The lawn around the focal point draws the eye to the back of the circle where a stone path peeks between the low shrubs and groundcovers. The curving shape of the path gives the landscape a sense of movement and entices one into the farther spaces. The copper birdbath provides another focal point that draws the viewer’s eye and invites the viewer to another part of the garden that is more private. The red pole, which supports an unseen, yet occupied birdhouse, gives us a hint that there is more to that part of the garden than we can see and provides a touch of mystery.
The yard evokes a feeling of balance with the shrubs softening the borders of the property and the understory trees filling the gaps between the shrub layer and the canopy of the deciduous trees. The varying heights of the plants provide visual interest and contribute to the feeling of privacy that is created in such a small space. The repetition of color throughout the garden contributes to the sense of balance, with the yellow-greens contrasting with the darker greens, yet not competing with them.
Seasonal interest was also a major consideration in the design of this space. There is year-round interest provided by many elements of the garden. The plants were chosen not only for their texture, but for their bloom times and flower colors as well. There is a continuous supply of flowers in the garden throughout the spring and summer and into fall. The changing color of the leaves of the trees and shrubs during the autumn supplies the visual interest that flowers provided the rest of the season. In the winter, the evergreens take center stage, furnishing a stark contrast to the more delicate structures of the deciduous plants.
Overall this garden creation has a feeling of unity, where all of the parts work together to create a coherent whole. The massing provides a rhythm that is relaxing and the multiple textures provide interest within that rhythm. The reiteration of certain colors also unifies the space by visually connecting different areas of the property.
Looking at the yard from an ecological point of view, the property provides all the layers of a forest garden: tall tree layer, low tree layer, shrub layer, herbaceous layer, ground cover layer and, of course, the root layer. The tall tree layer consists of both deciduous and evergreen trees. These trees provide food in the form of seeds and shelter within their branches to birds and squirrels. The leaves of the deciduous trees also supply an important habitat for insects, including butterflies and moths, providing spaces to lay eggs and food for growing larvae.
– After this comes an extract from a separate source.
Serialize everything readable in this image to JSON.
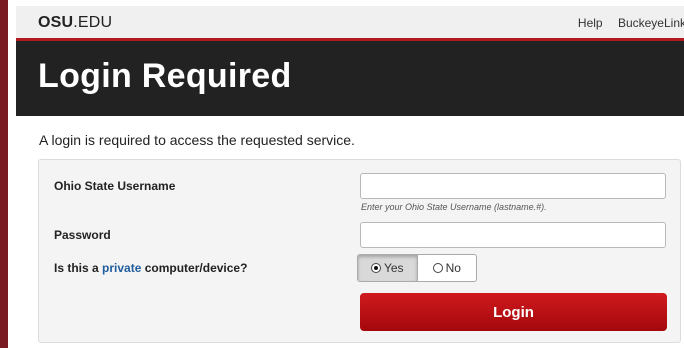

Since the garden was designed to be in continuous bloom for more than half the year, it can be considered an insectary. There are various flower shapes throughout the garden, providing food for many different types of insects. Some insects prefer umbelliferous flowers, while others prefer flowers with central florets like asters. The diversity of flower shapes and bloom times helps ensure that beneficial insects will have a continuous food supply and will help keep invasive and/or problem insects at manageable populations.
As we have spent much of this issue discussing soil and the soil food web, we need to look at our garden through that lens. In addition to providing mulch and habitat for overwintering insects, fallen leaves contribute to the soil structure and organic matter content in the soil. These photos were taken in spring and we can see how full and lush the vegetation is early in the season. This verdure is due not only to the care of the gardener, but more so to the health of the soil where these plants are growing. The soil food web is very dynamic in an environment like this and the result is the beauty that we see in these photos. May you be inspired to use these design principles and nourish your ecosystem to build a beautiful garden of your own.